Fungsi isoflavon adalah sebagai pengaturan kadar kolesterol darah,
mencegah penggumpalan darah, anti-peradangan, dan sebagai pelindung hati.
Mekanisme kerja yang dilakukannya melalui beberapa tahapan, salah satunya
melalui aktivitasnya sebagai antioksidan (Handayani Sri, 2008).
2. Poly Unsaturated Fatty Acid / PUFA (Asam Linoleat dan Asam Linelenat)

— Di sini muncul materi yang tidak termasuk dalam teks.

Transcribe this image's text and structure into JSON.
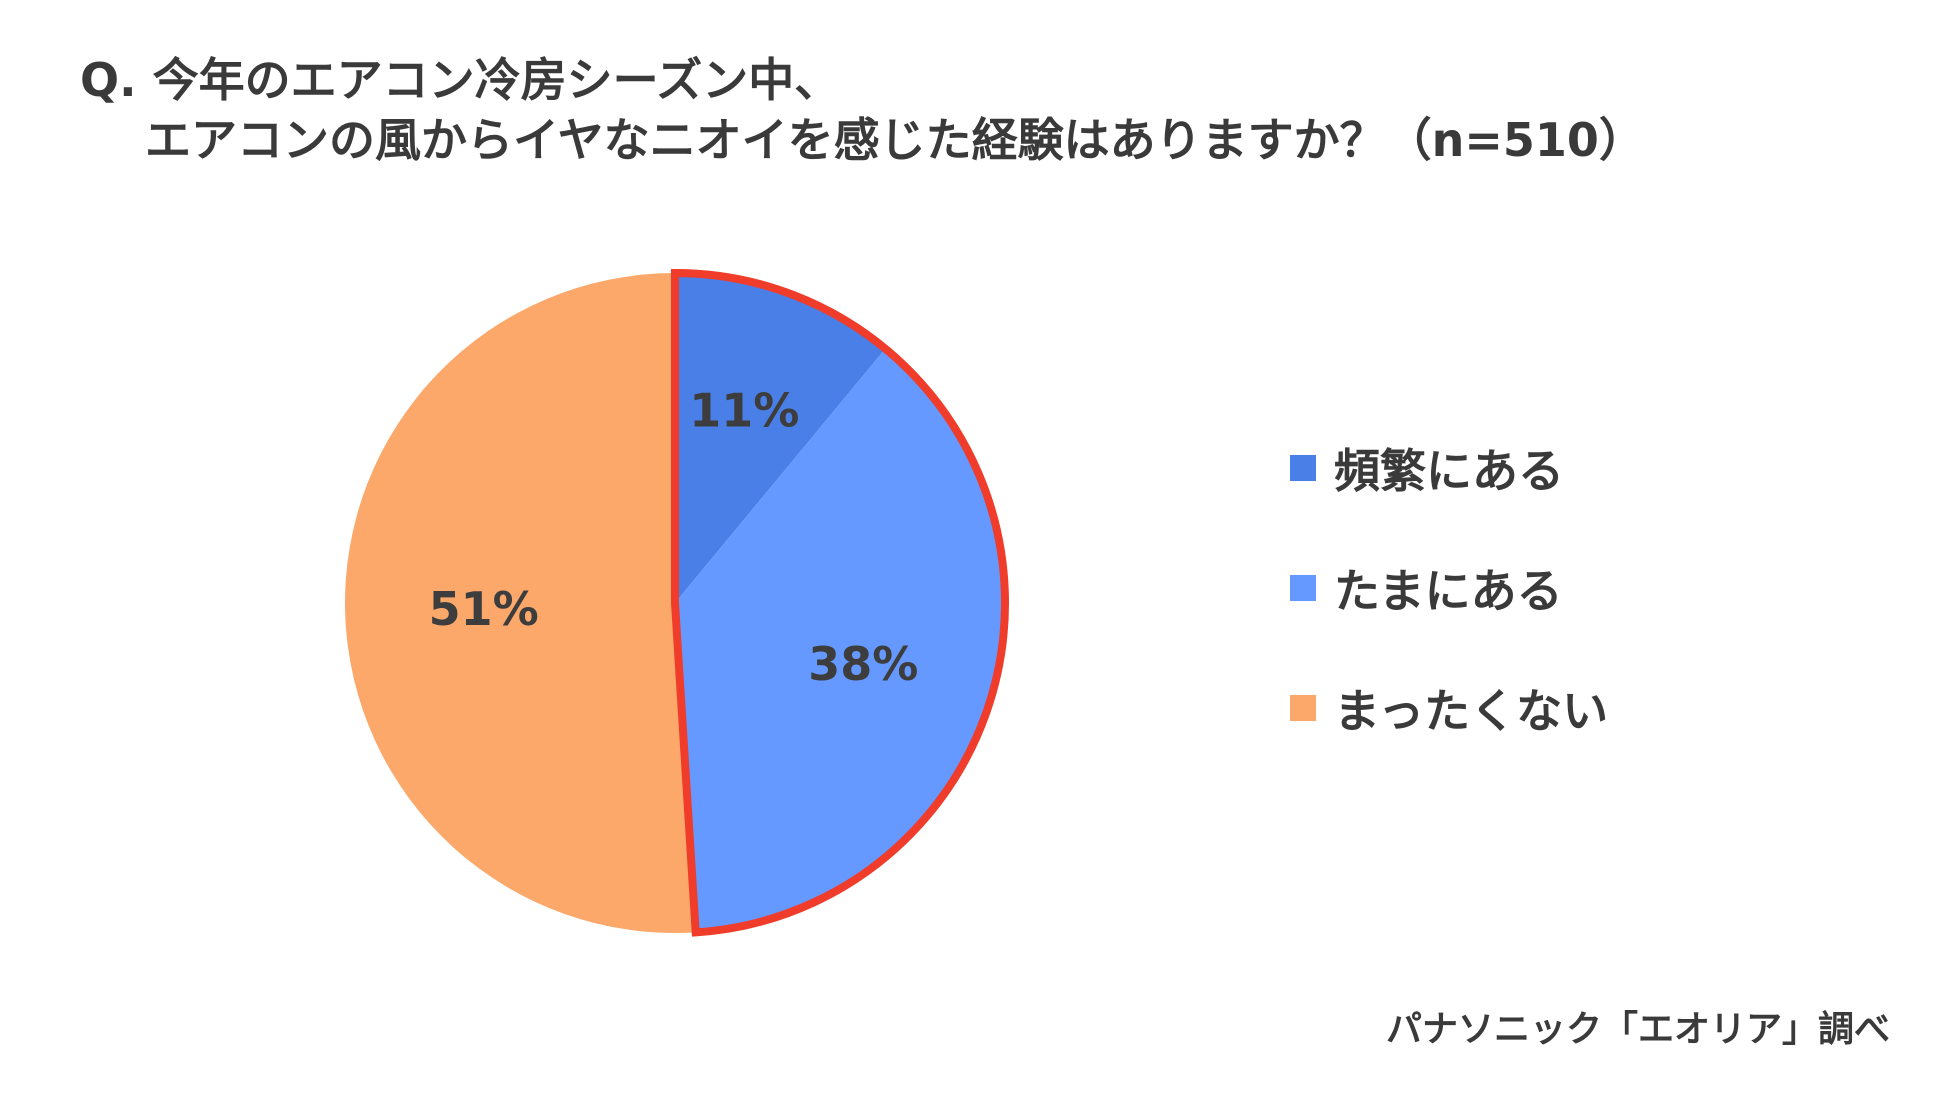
{
  "title": {
    "line1": "Q. 今年のエアコン冷房シーズン中、",
    "line2": "エアコンの風からイヤなニオイを感じた経験はありますか？（n=510）"
  },
  "chart_data": {
    "type": "pie",
    "categories": [
      "頻繁にある",
      "たまにある",
      "まったくない"
    ],
    "values": [
      11,
      38,
      51
    ],
    "labels": [
      "11%",
      "38%",
      "51%"
    ],
    "colors": [
      "#4a7fe8",
      "#6699ff",
      "#fca86b"
    ],
    "highlight_color": "#f03c2a",
    "legend_position": "right"
  },
  "source": "パナソニック「エオリア」調べ"
}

Asam Lemak tak jenuh jamak (Poly Unsaturated Fatty Acid/PUFA) adalah
asam lemak yang mengandung dua atau lebih ikatan rangkap, bersifat cair pada
suhu kamar bahkan tetap cair pada suhu dingin, karena titik lelehnya lebih
rendah dibandingkan dengan MUFA atau SFA. Asam lemak ini banyak
ditemukan pada minyak ikan dan nabati seperti saflower, jagung dan biji
matahari. Sumber alami PUFA yang penting bagi kesehatan adalah dari
kacang-kacangan dan biji-bijian (Almatsier, 2001). Contoh PUFA adalah
asam linoleat (omega-6), dan omega-3, tergolong dalam asam lemak rantai
panjang (LCFA) yang banyak ditemukan pada minyak nabati/sayur dan
minyak ikan.
PUFA (asam lemak arakhidonat, linoleat dan linolenat) antara lain berperan
penting dalam transpor dan metabolisme lemak, fungsi imun,
mempertahankan fungsi dan integritas membran sel. Asam lemak omega- 3
dapat membersihkan plasma dari lipoprotein kilomikron dan kemungkinan
juga dari VLDL (Very Low Density Lipoprotein), serta menurunkan produksi
trigliserida dan apolipoprotein b (beta) di dalam hati. Selain berperanan dalam
pencegahan penyakit jantung coroner dan artritis, asam lemak omega-3
dianggap penting untuk memfungsikan otak dan retina secara baik (Mayes,
2003; Almatsier, 2001).
Asam lemak esensial adalah asam lemak yang dibutuhkan oleh tubuh untuk
pertumbuhan dan fungsi normal semua jaringan yang tidak dapat disintesis
oleh tubuh. Termasuk dalam jenis ini adalah asam alfa linoleate (omega 6) dan
asam alfa linolenat (omega 3). Turunan asam lemak yang berasal dari asam
lemak esensial adalah asam arakidonat dari asam linoleat, EPA
(eikosapentaenoat), dan DHA (dokosaheksaenoat) dari asam linolenat. Asam
lemak esensial merupakan prekursor sekelompok senyawa eikosanoid yang
mirip hormon, yaitu prostaglandin, prostasiklin, tromboksan, dan leukotrien.
Senyawa-senyawa ini mengatur tekanan darah, denyut jantung, fungsi
kekebalan, rangsangan sistem saraf, kontraksi otot serta penyembuhan luka
(Mayes, 2003).
3. Mangan (Mn) dan Zat Besi (Fe)
Mangan (Mn) berperan dalam aktivasi enzim Super Oxide Dismutase
(SOD). Peran enzim ini menyebabkan sel mukosa lambung tidak mudah rusak.
Ferum berfungsi dalam transportasi oksigen. Transportasi oksigen yang baik
dari paru menuju jaringan-jaringan lambung akan menghambat kerusakan
mukosa lambung (Kaneda et al., 2006; Nursalim dan Zalni, 2007).